Saat 23.00 sularında çalındı kapı. Latif hoca kalktı, gerindi. “Bu saatte gelen hayra gelmez ama hayırdır inşallah.” dedi. Karısı Latif kalkınca yorganı üstüne çekip sağ tarafına geri kıvrıldı. Latif ne zaman yataktan kalksa eşi sürekli bu hareketi yapardı. Usulca yaklaştığı kapıdan dışarı seslendi :

-Kim o?

-Benim ben Nebi. Aç kapıyı!

Yirmi yıllık demir sürgülü kapı , sürgüyü çekince gök gürler gibi gürledi. Geceyi bölen sesiyle ortalığı inletti.

-Allah aşkına yağla hocam şu kapıyı ,başımıza iş açacak bu canına yandığımın kapısı.

-Boş ver kapıyı, söyle derdin ne bu saatte?

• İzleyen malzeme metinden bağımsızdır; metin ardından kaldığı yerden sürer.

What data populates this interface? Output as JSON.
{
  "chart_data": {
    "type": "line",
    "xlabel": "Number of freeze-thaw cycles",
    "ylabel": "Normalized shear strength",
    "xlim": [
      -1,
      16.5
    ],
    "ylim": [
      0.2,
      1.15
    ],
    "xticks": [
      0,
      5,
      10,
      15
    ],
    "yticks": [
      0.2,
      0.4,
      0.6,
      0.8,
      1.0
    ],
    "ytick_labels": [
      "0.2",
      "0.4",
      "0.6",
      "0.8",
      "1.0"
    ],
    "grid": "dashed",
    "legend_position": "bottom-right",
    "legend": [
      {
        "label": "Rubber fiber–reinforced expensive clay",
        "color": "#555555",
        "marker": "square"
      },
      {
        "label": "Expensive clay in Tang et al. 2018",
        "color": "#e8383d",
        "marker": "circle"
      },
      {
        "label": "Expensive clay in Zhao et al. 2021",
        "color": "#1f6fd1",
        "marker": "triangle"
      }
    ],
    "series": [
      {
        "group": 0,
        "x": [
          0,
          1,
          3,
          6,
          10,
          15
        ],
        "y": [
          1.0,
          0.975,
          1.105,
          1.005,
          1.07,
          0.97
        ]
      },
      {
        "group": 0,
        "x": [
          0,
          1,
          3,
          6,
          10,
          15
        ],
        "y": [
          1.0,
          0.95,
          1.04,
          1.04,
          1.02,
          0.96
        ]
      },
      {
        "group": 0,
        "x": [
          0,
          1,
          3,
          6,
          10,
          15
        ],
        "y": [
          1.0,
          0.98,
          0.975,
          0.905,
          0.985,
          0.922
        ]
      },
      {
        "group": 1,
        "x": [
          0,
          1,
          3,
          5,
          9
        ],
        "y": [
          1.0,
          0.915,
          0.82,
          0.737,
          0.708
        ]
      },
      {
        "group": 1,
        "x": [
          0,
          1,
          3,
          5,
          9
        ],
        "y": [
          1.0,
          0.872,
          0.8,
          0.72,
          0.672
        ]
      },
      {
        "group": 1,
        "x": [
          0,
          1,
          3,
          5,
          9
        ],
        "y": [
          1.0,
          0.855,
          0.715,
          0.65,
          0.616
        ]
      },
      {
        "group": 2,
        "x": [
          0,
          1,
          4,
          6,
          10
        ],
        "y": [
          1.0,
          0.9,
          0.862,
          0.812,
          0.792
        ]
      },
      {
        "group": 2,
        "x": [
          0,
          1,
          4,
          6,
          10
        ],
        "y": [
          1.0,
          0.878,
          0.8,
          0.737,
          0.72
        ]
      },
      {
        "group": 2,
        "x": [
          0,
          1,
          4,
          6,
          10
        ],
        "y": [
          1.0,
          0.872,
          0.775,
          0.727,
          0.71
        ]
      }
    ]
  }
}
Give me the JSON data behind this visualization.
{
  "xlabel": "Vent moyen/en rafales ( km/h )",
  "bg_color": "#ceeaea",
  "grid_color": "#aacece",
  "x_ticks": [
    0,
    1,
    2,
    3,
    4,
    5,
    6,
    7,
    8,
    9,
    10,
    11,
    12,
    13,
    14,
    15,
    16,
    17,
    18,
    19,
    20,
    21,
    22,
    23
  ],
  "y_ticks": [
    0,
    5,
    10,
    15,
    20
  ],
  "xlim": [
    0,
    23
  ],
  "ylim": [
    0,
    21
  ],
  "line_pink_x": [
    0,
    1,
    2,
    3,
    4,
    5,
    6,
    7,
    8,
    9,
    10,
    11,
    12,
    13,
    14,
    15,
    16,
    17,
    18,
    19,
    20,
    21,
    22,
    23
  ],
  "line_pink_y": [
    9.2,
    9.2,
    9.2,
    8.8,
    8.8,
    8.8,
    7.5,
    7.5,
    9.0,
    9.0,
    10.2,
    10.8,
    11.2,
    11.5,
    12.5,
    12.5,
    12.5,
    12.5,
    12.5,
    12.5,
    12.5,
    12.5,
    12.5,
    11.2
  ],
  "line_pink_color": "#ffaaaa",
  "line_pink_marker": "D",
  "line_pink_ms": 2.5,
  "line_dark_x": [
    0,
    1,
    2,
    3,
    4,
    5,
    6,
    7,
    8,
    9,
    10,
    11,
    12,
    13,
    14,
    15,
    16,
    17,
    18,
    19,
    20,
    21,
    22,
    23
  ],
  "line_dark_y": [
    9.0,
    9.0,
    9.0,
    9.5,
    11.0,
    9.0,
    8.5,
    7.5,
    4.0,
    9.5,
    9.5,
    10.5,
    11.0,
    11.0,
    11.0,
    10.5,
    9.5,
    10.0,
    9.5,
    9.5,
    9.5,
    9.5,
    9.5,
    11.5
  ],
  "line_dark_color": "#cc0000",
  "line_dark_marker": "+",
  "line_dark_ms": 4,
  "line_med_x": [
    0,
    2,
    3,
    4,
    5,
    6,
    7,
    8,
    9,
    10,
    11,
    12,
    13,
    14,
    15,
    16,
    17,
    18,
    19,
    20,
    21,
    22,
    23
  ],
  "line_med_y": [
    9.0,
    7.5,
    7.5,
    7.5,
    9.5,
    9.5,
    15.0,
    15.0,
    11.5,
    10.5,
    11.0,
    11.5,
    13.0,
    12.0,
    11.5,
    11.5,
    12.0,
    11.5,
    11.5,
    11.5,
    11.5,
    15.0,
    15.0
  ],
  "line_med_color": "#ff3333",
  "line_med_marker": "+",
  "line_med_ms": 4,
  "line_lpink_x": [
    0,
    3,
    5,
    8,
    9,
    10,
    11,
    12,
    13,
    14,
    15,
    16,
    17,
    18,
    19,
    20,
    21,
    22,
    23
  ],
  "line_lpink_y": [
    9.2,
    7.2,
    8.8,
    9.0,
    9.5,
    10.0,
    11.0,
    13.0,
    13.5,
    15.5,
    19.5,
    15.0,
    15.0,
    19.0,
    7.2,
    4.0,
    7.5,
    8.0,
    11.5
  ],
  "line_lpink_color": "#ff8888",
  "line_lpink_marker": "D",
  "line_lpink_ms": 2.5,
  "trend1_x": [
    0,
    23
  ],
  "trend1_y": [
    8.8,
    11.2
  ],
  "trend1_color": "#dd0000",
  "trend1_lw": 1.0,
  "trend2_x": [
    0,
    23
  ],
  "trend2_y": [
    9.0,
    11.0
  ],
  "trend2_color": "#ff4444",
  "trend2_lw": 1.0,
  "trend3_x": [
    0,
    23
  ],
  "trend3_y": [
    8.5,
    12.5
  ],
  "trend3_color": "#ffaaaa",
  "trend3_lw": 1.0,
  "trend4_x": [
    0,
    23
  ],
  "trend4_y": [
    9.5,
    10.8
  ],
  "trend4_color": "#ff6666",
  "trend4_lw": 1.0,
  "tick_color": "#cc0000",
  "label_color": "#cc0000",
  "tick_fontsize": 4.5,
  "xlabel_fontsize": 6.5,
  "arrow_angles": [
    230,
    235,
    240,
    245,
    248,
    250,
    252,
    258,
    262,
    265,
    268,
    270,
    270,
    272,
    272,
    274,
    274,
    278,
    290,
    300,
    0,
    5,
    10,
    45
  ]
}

-Bu sefer yerini bulduk. Efsunlu olabilir kalk gel duala mezarı.

-Neyi buldunuz lan yine?

-Eşkıya Kevork’un sakladığı ganimetlerin yerini.

-Çulsuz Kevork ne zaman eşkıya olmuş da hazine yapmış kendine?

-Hadi giyin hadi. Bırak şimdi mavrayı!

-Ne mavrası oğlum?  Köylüyle kavga edip dağa kaçan, dağ başında sefillikten ölen çulsuz Kevork’un tek serveti takma dişleridir onu mu buldunuz?

-Yedi vilayete, kırk iki nahiyeye nam salan yiğitler yiğidi Kevork , kalk da arkandan söylenenlere bak.

-He kalkar kalkar bekle. Acından ölen Kevork kalkar gelip benim canımı yakar. Yatıyorum ben.

-Vallahi bulduk billahi bulduk hocam. Aha da harita!

Latif Hoca tam kapıyı kapatacakken daha fazla kayıtsız kalamaz , Nebi’nin elinde bulunan haritayı eline alır. Derince inceler, bir sağa çevirir bir sola çevirir, allem eder kallem eder haritayı dürüp büküp Nebi’nin eline verir.

-Al ulan adi adam , uykumdan da ettin beni. Hazine haritası diye verdiğin Zile’nin 1946 yılı iskân planı.

-Nasıl iskân planı, bu haç ne,  Eşkıya Kevork’un mezar yeri değil mi?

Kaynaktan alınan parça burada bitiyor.